Emily Vargas could be any woman.  She’s an intelligent, educated, professional woman.  She writes books and gives speeches on female empowerment, the last thing she ever thought was that she would be drugged and wake up in confinement.  How did this happen?  Could she have prevented it?  Why her?  These were all of the thoughts swirling around in her mind when she woke up in an unfamiliar room.  I could feel her fear, her desperation, and her survival instincts kick in.

When she sees her captor for the first time, she is frightened, and is trying to gauge his behavior.  What does he want with her?  Will he hurt her?  Will he rape her?  Or worse yet, will he kill her?  She is confused by his behavior.  From his appearance, he looks like a normal, attractive man, definitely not the description of the monster who would commit such an act, but he refuses to speak to her.  The only thing that he tries to do at first is feed her chicken noodle soup.  He is using a normal, comforting food that is used to make people feel better as a way to condition her.

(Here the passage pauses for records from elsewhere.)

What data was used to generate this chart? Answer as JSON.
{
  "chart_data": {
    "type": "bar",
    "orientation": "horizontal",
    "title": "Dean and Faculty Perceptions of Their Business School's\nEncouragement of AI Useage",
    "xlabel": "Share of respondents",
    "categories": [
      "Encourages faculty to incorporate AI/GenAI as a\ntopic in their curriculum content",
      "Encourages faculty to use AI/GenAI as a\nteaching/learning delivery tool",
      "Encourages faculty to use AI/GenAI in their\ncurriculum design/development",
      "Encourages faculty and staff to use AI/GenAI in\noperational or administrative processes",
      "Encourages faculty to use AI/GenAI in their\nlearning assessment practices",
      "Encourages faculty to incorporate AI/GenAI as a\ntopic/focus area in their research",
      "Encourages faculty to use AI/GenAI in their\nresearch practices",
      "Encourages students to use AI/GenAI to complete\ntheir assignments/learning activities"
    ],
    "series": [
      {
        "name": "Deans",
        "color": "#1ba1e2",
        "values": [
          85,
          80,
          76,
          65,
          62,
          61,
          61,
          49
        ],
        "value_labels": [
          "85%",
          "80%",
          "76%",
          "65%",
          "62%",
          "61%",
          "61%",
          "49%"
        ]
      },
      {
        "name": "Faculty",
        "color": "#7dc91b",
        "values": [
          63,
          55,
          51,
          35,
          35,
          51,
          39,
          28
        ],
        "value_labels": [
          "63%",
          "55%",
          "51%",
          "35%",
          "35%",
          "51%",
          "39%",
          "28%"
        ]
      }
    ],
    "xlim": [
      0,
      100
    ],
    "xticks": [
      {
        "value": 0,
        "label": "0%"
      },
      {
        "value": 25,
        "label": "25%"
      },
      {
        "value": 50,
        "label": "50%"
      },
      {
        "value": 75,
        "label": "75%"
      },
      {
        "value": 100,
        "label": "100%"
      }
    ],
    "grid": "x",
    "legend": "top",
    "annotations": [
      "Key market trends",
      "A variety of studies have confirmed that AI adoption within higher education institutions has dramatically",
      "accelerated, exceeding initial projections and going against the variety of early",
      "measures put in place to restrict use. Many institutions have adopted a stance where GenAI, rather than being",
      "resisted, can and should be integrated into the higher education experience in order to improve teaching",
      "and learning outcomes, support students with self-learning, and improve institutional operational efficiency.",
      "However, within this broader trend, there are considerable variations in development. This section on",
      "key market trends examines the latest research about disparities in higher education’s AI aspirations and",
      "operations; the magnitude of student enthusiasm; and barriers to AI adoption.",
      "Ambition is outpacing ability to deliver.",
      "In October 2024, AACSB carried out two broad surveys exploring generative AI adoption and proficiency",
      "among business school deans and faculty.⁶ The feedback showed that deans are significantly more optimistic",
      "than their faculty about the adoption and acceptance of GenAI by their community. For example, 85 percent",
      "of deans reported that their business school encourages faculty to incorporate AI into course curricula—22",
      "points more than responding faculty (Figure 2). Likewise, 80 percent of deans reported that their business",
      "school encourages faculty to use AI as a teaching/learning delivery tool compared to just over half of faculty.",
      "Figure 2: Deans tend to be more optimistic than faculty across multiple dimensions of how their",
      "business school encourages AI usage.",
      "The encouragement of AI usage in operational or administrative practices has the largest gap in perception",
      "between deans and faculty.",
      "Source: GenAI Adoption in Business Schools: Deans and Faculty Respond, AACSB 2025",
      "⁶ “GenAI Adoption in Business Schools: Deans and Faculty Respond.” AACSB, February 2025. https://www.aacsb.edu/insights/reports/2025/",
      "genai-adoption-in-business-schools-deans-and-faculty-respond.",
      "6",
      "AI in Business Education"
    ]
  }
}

Being a social person who craves stimulation and interaction, Emily is finding the lack of communication extremely difficult.  She is trying to keep herself from slowly slipping away.  When her captor attempts to touch her, she finds herself leaning in towards it, needing it, craving any human interaction that he is willing to spare.  Their physical interactions become extremely sexual in nature, but he refrains from physically harming her in any non-consensual way. 

As the days turn into weeks and months, Emily finds herself needing her captor much more than she needs her freedom.  She is not naïve to the notion of Stockholm syndrome, in fact, she realizes that she is succumbing to his methods of controlling her, but the longer she is with him the more she realizes that she wants to relinquish her control.

There is no denying that Comfort Food is a twisted, mind-bending book.  While it pushes the boundaries of what a reader feels may feel comfortable with, it is extremely well written, fast paced and will make you give that normal, unassuming, handsome stranger a second look.